Beşere başarılar diliyoruz ve bizler, “BİR TEK” olarak görev taşırken; ARZIN GÜCÜ’nün, KÖK GÖREV’i sofraya koyduğu bu yoğunlukta; artık her birimiz, “BİR TEK SAHA” olarak “BÜTÜN”e hizmetçiliğe başlıyoruz. Adımız “İLİM”; yaşamımız “SAHA”; “BİZ” olan insanlığımız ise hizmettir… İş budur!... İş bu!... Şimdi!…

BİR TEK OLAN (3/2)
30.01.2019

Gerçek!… Niye gerçek!? Nedir gerçek!?... Sağlıklı bir yaşam!... Buyurun! sağlıklı bir yaşama geçelim!... Herkes, tek ses halinde söz söylüyor ve diyorlar ki “ben, sağlıklı değilim!... Benim sağlık sorunlarım var!... Benim başım dönüyor… Midem bulanıyor… Kusuyorum… Yolum, ağır yük!... Ben, son sözü söyleyeceğim ve geçip gideceğim!...”

Bir diğeri; “Ben de ayni şeyleri yaşıyorum.

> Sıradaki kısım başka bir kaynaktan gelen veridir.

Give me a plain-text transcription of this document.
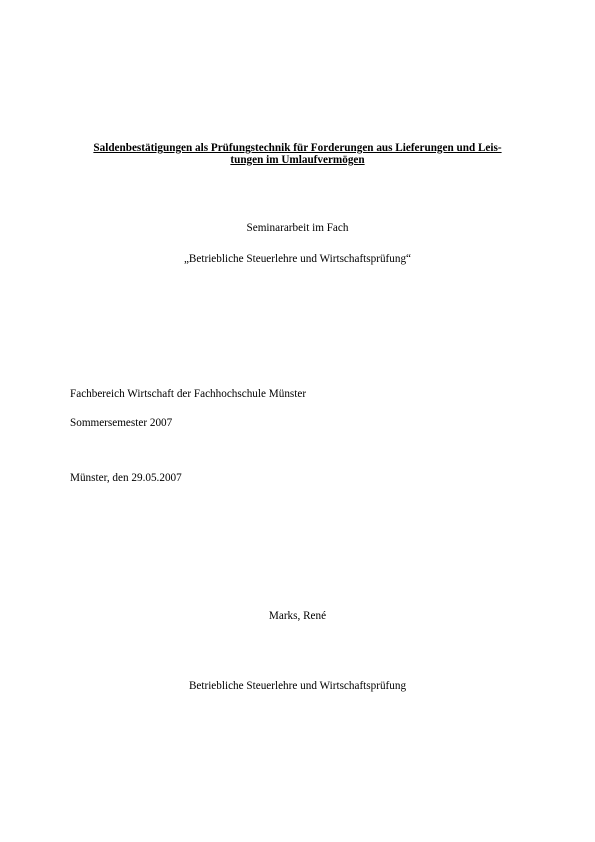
Saldenbestätigungen als Prüfungstechnik für Forderungen aus Lieferungen und Leis-
tungen im Umlaufvermögen
Seminararbeit im Fach
„Betriebliche Steuerlehre und Wirtschaftsprüfung“
Fachbereich Wirtschaft der Fachhochschule Münster
Sommersemester 2007
Münster, den 29.05.2007
Marks, René
Betriebliche Steuerlehre und Wirtschaftsprüfung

Çok yoruldum!... Halim kalmadı!... Acaba ben, Saltanat’ın kaynağından ışık çekmekte; sorumlu olduğum görevlerimi yapmakta aciz miyim!? Bunları niye yaşıyorum!?”

Peki tüm insanlık mi aciz!? Niye herkes, tek ses halinde “ben hastayım!” diyor. Bakın bakalım; Masa kimlerle kodlandı… Tümü mü hasta!?

Başınız eğilmesin!... Siz, “BİZ” olarak görev taşırken; biz, “BİR TEK” olarak her şey olmuş değil miyiz!? Hasta ya da iyi; herşey değil miyiz biz!? Biz, herşeysek ve herkesle birsek; onlar, hasta ise biz iyi kalabilir miyiz!?

Dağlarım, iyi olmak için her şeyi yaptık ama yine de hastayız!... Öyleyse; herkes, herkesten ekip kurmuş ve herkes, herkesle ilim yapmaya çalışıyor. Bunun sonucu herkes, herkesi KALEM yapmaya çalışıyor ve herkes, herkesi HALİK kılmaya çalışıyor. Onlar, hasta iseler; siz, hasta olmalısınız ki onları iyileştiresiniz.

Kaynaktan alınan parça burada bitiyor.